Boleh jadi nada tari agak lembut ciptaan Syofyani sedikit banyak dipengaruhi oleh musik ciptaan Yusaf Rahman yang mengiringi karya-karya ciptaannya. Sudah menjadi rahasia umum, Yusaf dikenal luas sebagai maestro musik Minang, yang telah berjasa menjadikan instrumen tradisional Minang, talempong, yang semula bernada pentatonik bisa dikembangkan dalam tangga nada diatonik. Setelah menjadi alat musik diatonik, talempong pun dapat digabungkan bersama alat-alat musik modern lainnya dalam satu komposisi orkestra.Sang suami juga dikenal sebagai pencipta lagu-lagu Minang yang dinyanyikan Elly Kasim dan Tiar Ramon.

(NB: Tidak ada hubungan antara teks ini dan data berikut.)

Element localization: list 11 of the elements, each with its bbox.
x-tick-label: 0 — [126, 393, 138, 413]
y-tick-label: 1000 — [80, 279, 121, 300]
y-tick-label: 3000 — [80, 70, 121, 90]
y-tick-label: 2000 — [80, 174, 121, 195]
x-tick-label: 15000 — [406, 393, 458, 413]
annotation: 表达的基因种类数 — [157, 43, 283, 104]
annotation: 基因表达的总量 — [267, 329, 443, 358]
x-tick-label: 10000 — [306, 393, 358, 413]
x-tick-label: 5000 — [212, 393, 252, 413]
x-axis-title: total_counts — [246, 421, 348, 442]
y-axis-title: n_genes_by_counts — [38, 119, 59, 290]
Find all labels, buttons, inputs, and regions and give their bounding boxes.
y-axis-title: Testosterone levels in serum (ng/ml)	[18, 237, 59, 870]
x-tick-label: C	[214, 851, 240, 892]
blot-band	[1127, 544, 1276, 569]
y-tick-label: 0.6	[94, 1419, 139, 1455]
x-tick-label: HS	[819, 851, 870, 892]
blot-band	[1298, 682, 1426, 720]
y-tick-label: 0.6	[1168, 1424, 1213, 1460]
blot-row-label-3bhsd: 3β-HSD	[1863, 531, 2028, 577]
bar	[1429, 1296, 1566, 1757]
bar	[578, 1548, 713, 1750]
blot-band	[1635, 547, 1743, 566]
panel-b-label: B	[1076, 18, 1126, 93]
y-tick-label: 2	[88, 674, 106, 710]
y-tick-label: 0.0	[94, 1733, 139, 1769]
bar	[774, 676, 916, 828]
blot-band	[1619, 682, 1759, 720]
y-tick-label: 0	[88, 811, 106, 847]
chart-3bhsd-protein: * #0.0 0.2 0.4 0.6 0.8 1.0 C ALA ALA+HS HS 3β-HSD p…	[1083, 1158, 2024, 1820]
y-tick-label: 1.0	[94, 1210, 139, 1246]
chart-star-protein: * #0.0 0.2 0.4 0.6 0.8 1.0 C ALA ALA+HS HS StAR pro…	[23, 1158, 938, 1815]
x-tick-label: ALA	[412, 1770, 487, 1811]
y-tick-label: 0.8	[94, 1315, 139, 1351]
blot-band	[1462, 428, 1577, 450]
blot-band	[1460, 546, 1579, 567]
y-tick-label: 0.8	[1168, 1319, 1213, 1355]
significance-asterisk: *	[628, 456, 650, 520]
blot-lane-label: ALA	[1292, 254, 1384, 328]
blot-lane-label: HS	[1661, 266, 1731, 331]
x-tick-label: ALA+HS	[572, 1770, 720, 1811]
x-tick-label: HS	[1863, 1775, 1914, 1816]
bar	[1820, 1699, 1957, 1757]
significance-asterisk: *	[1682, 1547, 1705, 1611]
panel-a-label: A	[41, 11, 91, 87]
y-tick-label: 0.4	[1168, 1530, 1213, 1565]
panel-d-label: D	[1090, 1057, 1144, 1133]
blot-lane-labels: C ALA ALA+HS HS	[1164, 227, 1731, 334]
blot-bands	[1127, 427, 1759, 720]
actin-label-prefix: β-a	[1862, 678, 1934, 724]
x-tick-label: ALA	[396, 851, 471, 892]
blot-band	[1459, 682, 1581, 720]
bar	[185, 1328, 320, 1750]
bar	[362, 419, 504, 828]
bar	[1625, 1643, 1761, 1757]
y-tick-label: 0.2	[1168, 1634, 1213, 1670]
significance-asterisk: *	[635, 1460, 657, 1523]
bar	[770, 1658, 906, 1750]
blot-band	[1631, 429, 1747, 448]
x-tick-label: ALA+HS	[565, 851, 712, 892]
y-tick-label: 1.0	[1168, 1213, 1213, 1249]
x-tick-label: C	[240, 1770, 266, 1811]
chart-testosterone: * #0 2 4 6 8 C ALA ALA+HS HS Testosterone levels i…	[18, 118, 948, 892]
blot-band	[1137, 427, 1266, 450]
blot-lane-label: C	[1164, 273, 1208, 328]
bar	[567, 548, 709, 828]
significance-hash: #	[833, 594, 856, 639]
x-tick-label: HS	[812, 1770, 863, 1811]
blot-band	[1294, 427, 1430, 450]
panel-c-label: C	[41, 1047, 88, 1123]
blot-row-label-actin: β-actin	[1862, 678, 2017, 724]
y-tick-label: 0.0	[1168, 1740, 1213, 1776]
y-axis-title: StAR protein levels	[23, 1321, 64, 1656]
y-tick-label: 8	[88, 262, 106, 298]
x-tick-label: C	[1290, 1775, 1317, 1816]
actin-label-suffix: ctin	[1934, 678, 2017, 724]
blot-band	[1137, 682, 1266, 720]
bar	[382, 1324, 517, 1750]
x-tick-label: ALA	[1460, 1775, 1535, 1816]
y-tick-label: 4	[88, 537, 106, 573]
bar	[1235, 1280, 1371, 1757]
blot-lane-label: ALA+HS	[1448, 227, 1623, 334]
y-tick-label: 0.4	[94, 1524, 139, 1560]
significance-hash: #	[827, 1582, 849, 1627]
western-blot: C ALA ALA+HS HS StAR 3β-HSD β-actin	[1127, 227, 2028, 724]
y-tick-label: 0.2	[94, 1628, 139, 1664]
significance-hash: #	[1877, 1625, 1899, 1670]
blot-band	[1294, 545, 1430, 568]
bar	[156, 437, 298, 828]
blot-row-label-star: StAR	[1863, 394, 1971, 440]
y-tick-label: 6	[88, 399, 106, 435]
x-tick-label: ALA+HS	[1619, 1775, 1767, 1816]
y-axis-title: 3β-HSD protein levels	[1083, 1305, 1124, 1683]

Lalu apa jasa-jasa Syofyani pada Minangkabau khususnya, Indonesia dan dunia pada umumnya? Pertama-tama tentu saja adalah karya-karya tarinya yang ia sebut sebagai semi tradisional Minangkabau. Dalam arti, tradisi yang sudah ia harap dengan pendekatan modern, akan tetapi roh tradisinya tetap terasa, Di antara puluhan karyanya, yang boleh dianggap masterpiece di antaranya “Tari Pasambahan”, “Tari Manggaro”, “Tari Payung (Berbendi-bendi)”, dan “Tari Piring di Atas Pecahan Kaca”.
Kini “Tari Pasambahan” yang menggambarkan tradisi Minang dalam memulai sebuah acara dengan menyuguhkan sirih dalam carano itu telah dipentaskan di mana-mana, bahkan sudah mendunia, tanpa diketahui bahwa Syofyani penciptanya. Bahkan pelaku tari dari negara tetangga pun pernah mendakunya, bahwa karya itu ciptaan mereka. Setelah diklarifikasi, mereka pun urung. Diduga ini terjadi karena Syofyani pernah mengajar di Malaysia, termasuk mengajarkan tarian itu di sana, yang akhirnya meluas.
“Tari Manggaro” yang menggambarkan keunikan masyarakat Miangkabau mengusir burung dengan bunyi-bunyian dari alat bambu (dakak-dakak), pernah ikut festival di Jepang. Bahkan, belum lama ini, digunakan sebagai materi ajar program “Beasiswa Seni Budaya Indonesia (BSBI)” Kementerian Luar Negeri selama tiga bulan, melibatkan 11 pemuda dari Bulgaria, Kamboja, Republik Ceko, Kazakstan, Fiji, Perancis, Jepang, Kyrgistan, Myanmar, Polandia, Kazakstan, dan Indonesia.
“Tari Piring di Atas Pecahan Kaca” merupakan andalan yang selalu ia tarikan sendiri semasa masih muda. Tarian yang menggambarkan kehidupan masyarakat Minangkabau dalam bercocok tanam ini, gerakannya banyak meniru gerakan mencangkul, membajak, menanam, dan lain sebagainya. Tidak sembarang orang bisa menarikannya karena harus memakai doa agar selamat saat menginjak-injak beling.
Sumbangan lain Syofyani, ia telah menciptakan metode latihan tari berdasar huruf , ibarat notasi Silaban dalam musik. Huruf-huruf itu menyerupai gerak dasar bunga silat bagi karya-karyanya. “Metode Syofyani” ini, menggunakan 13 huruf yang sebagian besar mati, yaitu E,F,G,K,N,P,Q,R,S,T,W,Y,Z. Ia bercerita bahwa para pengajar tari di ISI Padang Panjang—juga para murid-murid di sanggarnya—telah mengetahui metodenya ini dan mempraktikannya. Dan, mengingat usia, maka sudah saatnya Syofyani—tentu dengan bantuan keluarga atau kalau perlu pemerintah—mematenkan metode tarinya ini. Sebab, metodenya ini tidak hanya mahkota, akan tetapi juga jalan bagi penyebaran tarian Minangkabau, terutama karya-karya ciptaannya.